Pakistan doesn’t quite seem to be playing ball with the US and India when it comes to cooperation on counter-terrorism. There’s no doubt that India’s and America’s interests converge—both want to see Pakistan free of terrorism. But both countries differ in their perception about Pakistan’s seriousness in rooting out terrorism from its soil.
India believes Pakistan, particularly its security establishment, continues to distinguish between the various terrorist groups that operate from its soil. Islamabad has been taking action against the Tehreek-e-Taliban Pakistan (TTP), which has challenged the Pakistan army and American interests, but isn’t willing to defang anti-India groups such as the Lashkar and Jaish-e-Mohammed.

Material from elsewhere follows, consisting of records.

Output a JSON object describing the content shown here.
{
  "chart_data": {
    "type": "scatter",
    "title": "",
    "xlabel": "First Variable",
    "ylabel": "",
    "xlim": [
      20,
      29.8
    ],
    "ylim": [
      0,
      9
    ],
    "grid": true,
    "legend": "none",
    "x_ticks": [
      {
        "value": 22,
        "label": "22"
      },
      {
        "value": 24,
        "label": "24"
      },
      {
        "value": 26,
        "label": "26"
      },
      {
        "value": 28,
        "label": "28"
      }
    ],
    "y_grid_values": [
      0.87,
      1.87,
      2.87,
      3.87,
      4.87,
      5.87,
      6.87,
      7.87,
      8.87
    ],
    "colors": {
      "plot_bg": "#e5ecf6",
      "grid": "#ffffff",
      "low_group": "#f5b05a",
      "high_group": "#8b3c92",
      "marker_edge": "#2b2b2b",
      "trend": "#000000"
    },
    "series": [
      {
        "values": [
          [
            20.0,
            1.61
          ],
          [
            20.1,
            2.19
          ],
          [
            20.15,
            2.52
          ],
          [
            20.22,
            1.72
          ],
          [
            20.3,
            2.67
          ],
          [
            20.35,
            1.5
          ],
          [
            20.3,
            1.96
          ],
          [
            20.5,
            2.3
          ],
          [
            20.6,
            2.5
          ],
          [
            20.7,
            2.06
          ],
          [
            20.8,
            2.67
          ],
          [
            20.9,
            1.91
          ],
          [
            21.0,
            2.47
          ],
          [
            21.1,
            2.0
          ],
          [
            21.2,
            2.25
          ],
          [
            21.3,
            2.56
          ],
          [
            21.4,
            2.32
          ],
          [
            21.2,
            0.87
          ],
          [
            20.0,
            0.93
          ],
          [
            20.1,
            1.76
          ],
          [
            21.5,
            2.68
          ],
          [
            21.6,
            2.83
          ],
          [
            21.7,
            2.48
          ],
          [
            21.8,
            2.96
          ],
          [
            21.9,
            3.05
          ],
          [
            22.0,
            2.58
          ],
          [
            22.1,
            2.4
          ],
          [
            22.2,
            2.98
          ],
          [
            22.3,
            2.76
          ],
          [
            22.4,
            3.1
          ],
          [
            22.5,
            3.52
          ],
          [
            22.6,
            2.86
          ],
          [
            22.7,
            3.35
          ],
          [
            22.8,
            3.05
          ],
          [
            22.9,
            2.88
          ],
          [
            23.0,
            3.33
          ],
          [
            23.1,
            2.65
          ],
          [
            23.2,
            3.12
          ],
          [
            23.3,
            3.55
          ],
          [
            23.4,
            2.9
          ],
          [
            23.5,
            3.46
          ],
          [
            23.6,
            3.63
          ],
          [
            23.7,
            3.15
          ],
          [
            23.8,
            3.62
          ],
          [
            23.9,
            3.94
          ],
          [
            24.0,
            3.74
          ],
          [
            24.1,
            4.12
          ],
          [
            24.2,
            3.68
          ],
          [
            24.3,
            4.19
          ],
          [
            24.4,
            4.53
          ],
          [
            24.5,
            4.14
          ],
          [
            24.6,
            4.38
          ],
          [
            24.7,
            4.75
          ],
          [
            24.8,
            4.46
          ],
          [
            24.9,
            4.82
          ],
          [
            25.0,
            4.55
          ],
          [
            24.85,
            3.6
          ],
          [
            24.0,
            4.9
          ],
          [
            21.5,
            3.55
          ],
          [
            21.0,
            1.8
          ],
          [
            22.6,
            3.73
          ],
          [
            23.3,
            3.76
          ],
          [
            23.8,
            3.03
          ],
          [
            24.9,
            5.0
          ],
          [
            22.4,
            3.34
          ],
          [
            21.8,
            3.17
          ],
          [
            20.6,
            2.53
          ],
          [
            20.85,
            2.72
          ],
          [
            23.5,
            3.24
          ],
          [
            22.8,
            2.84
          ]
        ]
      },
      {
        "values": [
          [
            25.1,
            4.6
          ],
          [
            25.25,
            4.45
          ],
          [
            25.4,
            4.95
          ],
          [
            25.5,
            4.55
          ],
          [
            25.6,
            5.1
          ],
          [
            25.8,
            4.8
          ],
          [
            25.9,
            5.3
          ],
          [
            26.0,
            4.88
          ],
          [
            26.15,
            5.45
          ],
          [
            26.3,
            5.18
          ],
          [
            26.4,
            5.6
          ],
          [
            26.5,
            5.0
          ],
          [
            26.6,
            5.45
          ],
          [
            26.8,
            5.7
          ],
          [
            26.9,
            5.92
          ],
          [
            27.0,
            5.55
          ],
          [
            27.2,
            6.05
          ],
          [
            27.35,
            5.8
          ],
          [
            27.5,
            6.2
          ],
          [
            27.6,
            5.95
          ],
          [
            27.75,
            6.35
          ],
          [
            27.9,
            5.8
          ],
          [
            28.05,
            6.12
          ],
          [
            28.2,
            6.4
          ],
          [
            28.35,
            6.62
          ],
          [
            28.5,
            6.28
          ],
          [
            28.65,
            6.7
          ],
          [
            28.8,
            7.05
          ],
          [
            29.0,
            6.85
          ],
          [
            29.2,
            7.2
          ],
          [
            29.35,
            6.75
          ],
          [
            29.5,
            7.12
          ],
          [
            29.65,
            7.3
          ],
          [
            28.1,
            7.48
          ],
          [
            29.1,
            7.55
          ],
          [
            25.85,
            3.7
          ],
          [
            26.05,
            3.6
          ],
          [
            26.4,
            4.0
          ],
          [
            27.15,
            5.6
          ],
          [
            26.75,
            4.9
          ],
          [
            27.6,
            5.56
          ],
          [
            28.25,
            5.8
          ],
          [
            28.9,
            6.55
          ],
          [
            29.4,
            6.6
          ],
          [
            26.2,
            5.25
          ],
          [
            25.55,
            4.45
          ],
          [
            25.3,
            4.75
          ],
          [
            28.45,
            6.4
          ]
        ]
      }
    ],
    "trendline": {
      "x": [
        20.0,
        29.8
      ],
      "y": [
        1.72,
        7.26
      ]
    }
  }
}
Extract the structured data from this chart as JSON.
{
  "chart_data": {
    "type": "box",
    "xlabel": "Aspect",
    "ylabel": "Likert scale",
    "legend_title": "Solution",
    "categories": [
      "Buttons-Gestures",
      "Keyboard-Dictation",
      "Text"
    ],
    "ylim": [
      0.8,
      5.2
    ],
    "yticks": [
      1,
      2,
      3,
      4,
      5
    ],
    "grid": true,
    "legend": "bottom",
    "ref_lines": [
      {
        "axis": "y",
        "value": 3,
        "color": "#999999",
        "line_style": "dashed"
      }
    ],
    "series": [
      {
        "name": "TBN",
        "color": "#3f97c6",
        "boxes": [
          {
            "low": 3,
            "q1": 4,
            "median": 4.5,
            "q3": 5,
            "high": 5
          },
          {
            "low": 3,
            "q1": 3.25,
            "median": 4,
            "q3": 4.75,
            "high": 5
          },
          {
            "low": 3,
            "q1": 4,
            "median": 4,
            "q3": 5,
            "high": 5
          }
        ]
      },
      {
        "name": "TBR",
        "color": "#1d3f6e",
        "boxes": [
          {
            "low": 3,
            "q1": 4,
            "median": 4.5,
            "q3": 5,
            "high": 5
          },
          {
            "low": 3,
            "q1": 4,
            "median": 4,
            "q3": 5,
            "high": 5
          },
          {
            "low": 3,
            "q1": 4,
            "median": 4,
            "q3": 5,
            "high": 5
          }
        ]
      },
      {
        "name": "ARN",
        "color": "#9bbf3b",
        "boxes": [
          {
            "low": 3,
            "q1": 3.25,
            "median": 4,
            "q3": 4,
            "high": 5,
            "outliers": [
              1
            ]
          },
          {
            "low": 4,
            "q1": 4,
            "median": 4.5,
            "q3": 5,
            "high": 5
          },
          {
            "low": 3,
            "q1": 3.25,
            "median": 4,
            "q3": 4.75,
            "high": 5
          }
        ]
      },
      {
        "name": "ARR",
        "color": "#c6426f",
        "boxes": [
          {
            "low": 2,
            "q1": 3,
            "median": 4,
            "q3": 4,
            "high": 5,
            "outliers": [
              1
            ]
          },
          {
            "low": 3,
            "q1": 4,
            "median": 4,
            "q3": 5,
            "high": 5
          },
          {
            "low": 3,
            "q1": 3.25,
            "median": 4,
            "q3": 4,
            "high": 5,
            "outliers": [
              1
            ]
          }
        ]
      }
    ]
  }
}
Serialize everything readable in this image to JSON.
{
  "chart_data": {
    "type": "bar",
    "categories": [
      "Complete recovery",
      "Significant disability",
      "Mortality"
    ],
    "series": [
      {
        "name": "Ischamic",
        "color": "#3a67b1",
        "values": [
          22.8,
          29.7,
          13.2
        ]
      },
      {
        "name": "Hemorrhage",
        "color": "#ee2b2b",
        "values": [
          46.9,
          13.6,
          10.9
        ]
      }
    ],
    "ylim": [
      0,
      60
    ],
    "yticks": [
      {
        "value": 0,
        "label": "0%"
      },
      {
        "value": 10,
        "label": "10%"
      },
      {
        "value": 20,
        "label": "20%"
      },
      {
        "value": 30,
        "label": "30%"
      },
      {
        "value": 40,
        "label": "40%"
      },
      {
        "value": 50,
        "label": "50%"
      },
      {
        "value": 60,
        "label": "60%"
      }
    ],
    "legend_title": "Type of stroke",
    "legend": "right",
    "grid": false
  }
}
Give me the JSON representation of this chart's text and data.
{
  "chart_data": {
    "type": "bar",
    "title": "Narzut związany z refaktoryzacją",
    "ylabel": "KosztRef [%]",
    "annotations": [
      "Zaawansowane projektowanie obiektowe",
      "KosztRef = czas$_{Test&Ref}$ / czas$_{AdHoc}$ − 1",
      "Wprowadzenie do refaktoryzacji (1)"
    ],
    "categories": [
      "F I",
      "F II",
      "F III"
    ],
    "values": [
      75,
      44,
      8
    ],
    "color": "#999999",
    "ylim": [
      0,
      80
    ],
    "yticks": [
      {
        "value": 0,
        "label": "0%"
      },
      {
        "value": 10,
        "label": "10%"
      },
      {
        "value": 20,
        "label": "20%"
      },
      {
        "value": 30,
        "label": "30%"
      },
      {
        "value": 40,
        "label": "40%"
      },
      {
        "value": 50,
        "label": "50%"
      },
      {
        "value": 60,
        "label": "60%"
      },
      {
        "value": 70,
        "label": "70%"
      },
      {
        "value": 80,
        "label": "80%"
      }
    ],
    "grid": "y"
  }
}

India’s argument, however, has found little resonance in the US establishment till now. US officials feel the Pakistan army’s operation in South Waziristan has a serious intent, worthy of commendation. The Obama administration, in fact, sees Pakistan as a victim of terrorism, citing the dramatic increase in terror attacks over the last three years in Pakistan as compared to India.
More importantly, Obama can’t pressure Islamabad to the point where it covertly begins to oppose his quest to stabilise Afghanistan—a goal he is keen to achieve at the earliest, so as to pull out American troops from there.
Many Indians thus feel that their country should not outsource its Pakistan problem to the US. They feel that India needs to recognise that its and America’s interests on Pakistan don’t always square up. They remain sceptical that the US will do what we require it to do on Pakistan; and think that Pakistan admitted to the role of its citizens in Mumbai only because it’s simply “undeniable”. Where is there any real, substantive action against Hafiz Saeed’s network or dismantling of the terror apparatus, they ask. They think the US is not putting enough pressure on Pakistan.
Yet, beyond India’s eagerness to tame Pakistan, there’s also the possibility of Pakistan collapsing. A failed Pakistani state is neither in India nor in America’s interest. Many in the US feel India must factor this into its policy, and accommodate Pakistan to nudge it on to the right track. For instance, Michael Krepon of the Henry L. Stimson Center says, “The bloodletting in Pakistan shows no sign of waning. More mass casualty attacks in Pakistan can be expected, as well as on Indian soil…. Under these circumstances, further delays in the resumption of the Indo-Pak dialogue because Islamabad must ‘do more’ against extremist groups or bring Hafiz Saeed to trial seem questionable, at best.”